The abyss was not empty. And it had listened.
From the edge of the Forgotten Tides came a roar—low, guttural, and vast—that made even Poseidon stagger. It was not his voice. Not Thalorin's. Something else. Something waiting.
Poseidon's grip on the trident tightened, and for the first time since his rebirth, his lips curled not into pride, but into something like unease.
The seas had always been his. But what if there were depths even he had never claimed?
The battlefield stank of salt, blood, and ozone.
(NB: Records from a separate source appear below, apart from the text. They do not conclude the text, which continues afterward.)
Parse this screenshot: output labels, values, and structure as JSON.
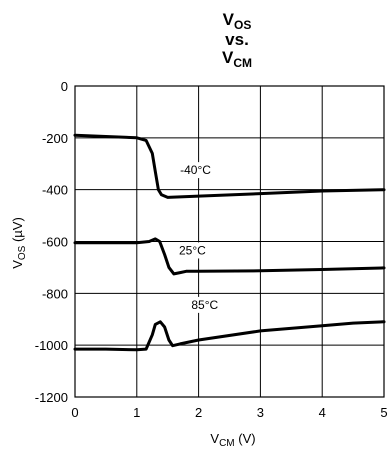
{
  "chart_data": {
    "type": "line",
    "title": {
      "line1": {
        "main": "V",
        "sub": "OS"
      },
      "line2": "vs.",
      "line3": {
        "main": "V",
        "sub": "CM"
      }
    },
    "xlabel": {
      "main": "V",
      "sub": "CM",
      "suffix": " (V)"
    },
    "ylabel": {
      "main": "V",
      "sub": "OS",
      "suffix": " (µV)"
    },
    "xlim": [
      0,
      5
    ],
    "ylim": [
      -1200,
      0
    ],
    "x_ticks": [
      "0",
      "1",
      "2",
      "3",
      "4",
      "5"
    ],
    "y_ticks": [
      "0",
      "-200",
      "-400",
      "-600",
      "-800",
      "-1000",
      "-1200"
    ],
    "grid": true,
    "series": [
      {
        "name": "-40°C",
        "x": [
          0,
          0.5,
          1.0,
          1.15,
          1.25,
          1.3,
          1.35,
          1.4,
          1.5,
          1.7,
          2.0,
          3.0,
          4.0,
          5.0
        ],
        "y": [
          -190,
          -195,
          -200,
          -210,
          -260,
          -330,
          -400,
          -420,
          -430,
          -428,
          -425,
          -415,
          -405,
          -400
        ]
      },
      {
        "name": "25°C",
        "x": [
          0,
          0.5,
          1.0,
          1.2,
          1.3,
          1.37,
          1.45,
          1.52,
          1.6,
          1.7,
          1.8,
          2.0,
          3.0,
          4.0,
          5.0
        ],
        "y": [
          -605,
          -605,
          -605,
          -600,
          -590,
          -600,
          -650,
          -700,
          -725,
          -720,
          -715,
          -715,
          -713,
          -708,
          -702
        ]
      },
      {
        "name": "85°C",
        "x": [
          0,
          0.5,
          1.0,
          1.15,
          1.25,
          1.3,
          1.38,
          1.45,
          1.52,
          1.58,
          1.7,
          2.0,
          3.0,
          4.0,
          4.5,
          5.0
        ],
        "y": [
          -1015,
          -1015,
          -1018,
          -1015,
          -960,
          -920,
          -910,
          -930,
          -980,
          -1002,
          -995,
          -980,
          -945,
          -925,
          -915,
          -910
        ]
      }
    ],
    "annotations": [
      {
        "text": "-40°C",
        "x": 1.95,
        "y": -340
      },
      {
        "text": "25°C",
        "x": 1.9,
        "y": -650
      },
      {
        "text": "85°C",
        "x": 2.1,
        "y": -860
      }
    ]
  }
}
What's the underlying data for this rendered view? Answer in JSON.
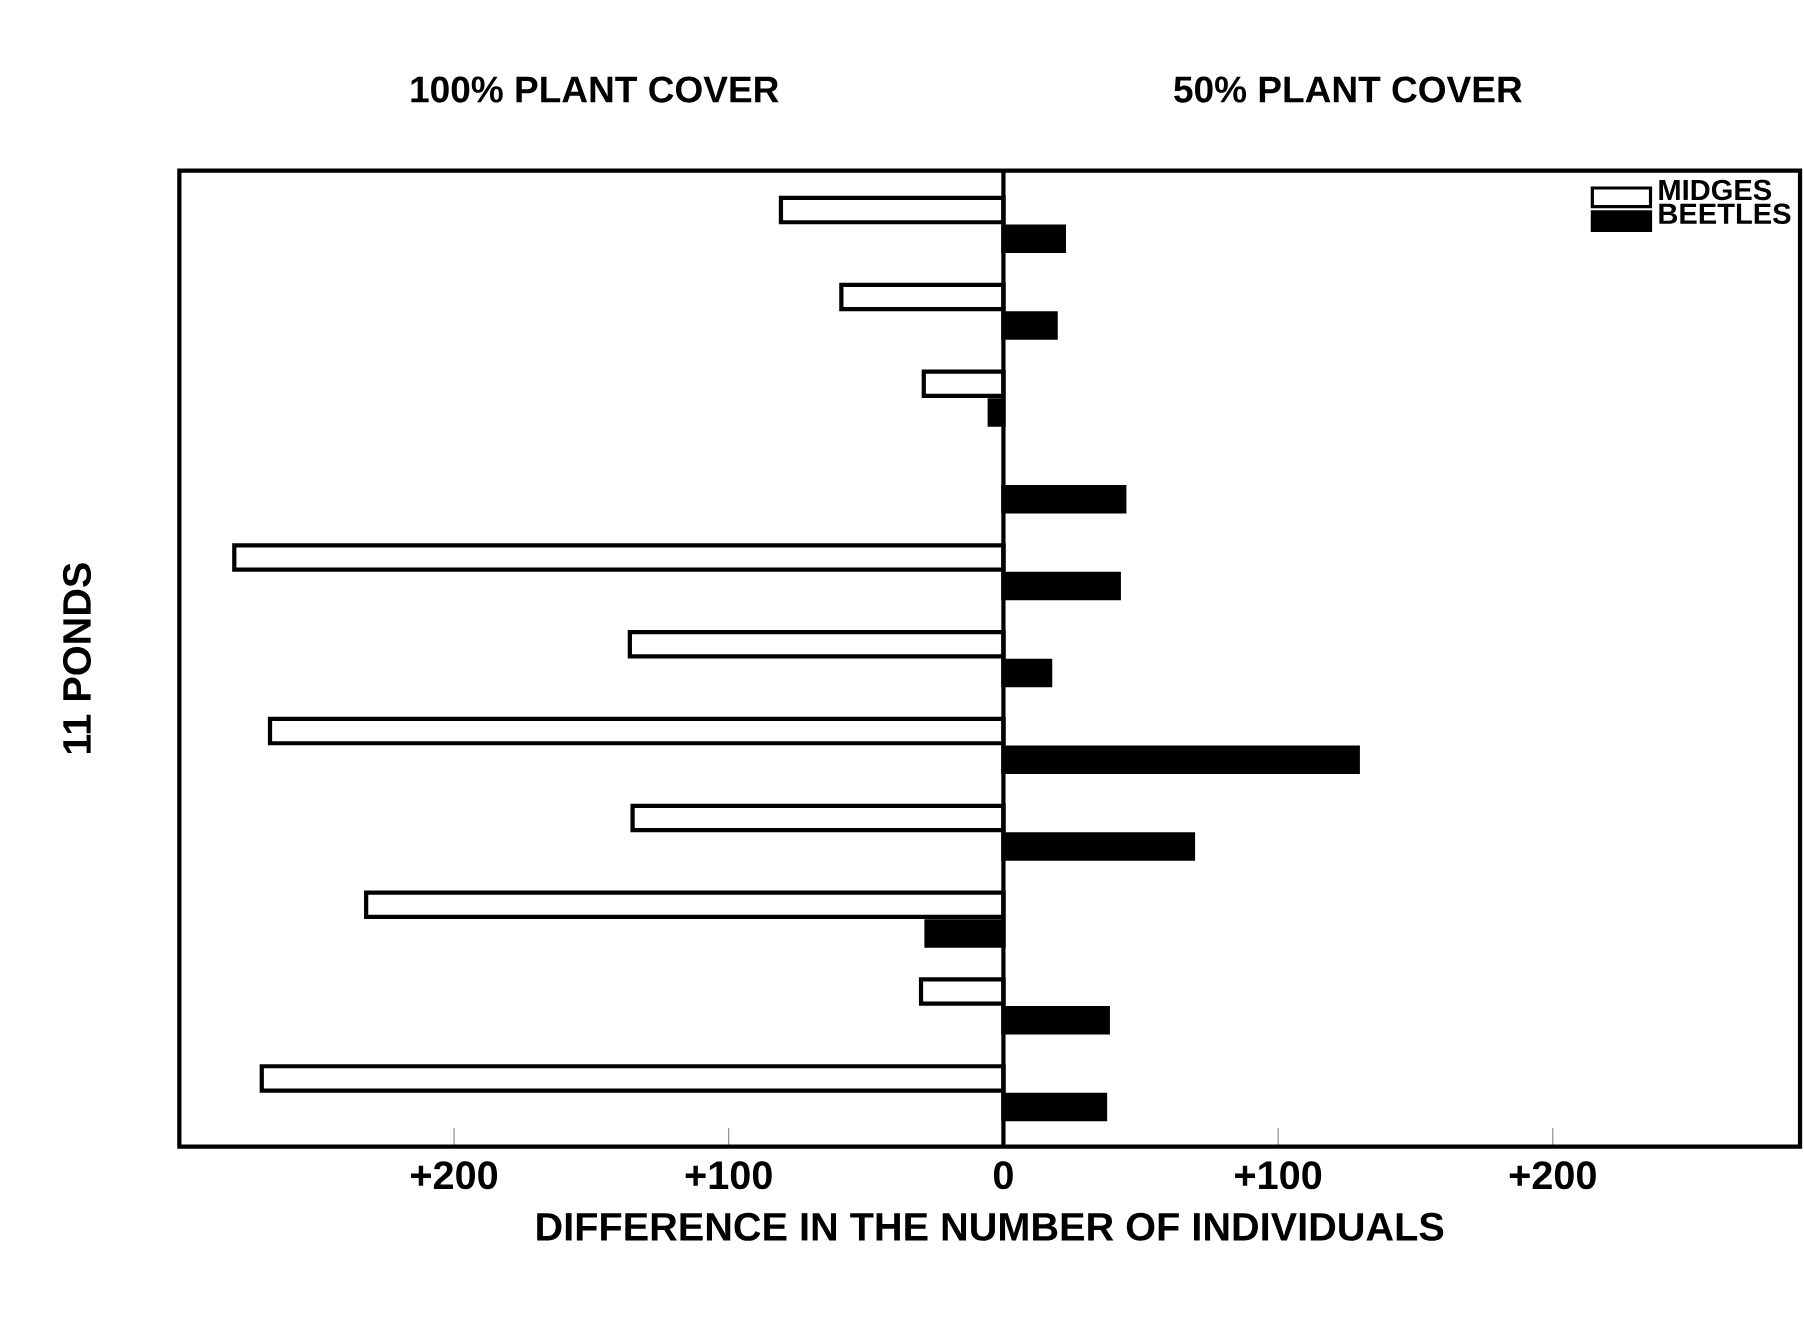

The three gods lay scattered across the ruined coast. Their armor, once radiant with celestial luster, now bore cracks carved by a tide that would not obey divine law. Their divine ichor bled into the sand, glowing faintly like molten stars swallowed by the sea. Above them, the sky churned—not with storm clouds, but with the raw presence of Poseidon himself.
He stood upon the flooded shoreline, trident in hand, waves curling around his feet as if kneeling before their master. The air around him shimmered like a mirage. His hair dripped seawater, his eyes vast and merciless, the weight of ocean trenches condensed into a single gaze.
"You thought me chained to memory," Poseidon's voice rumbled, deeper than thunder. "But the depths do not forget. And neither do I."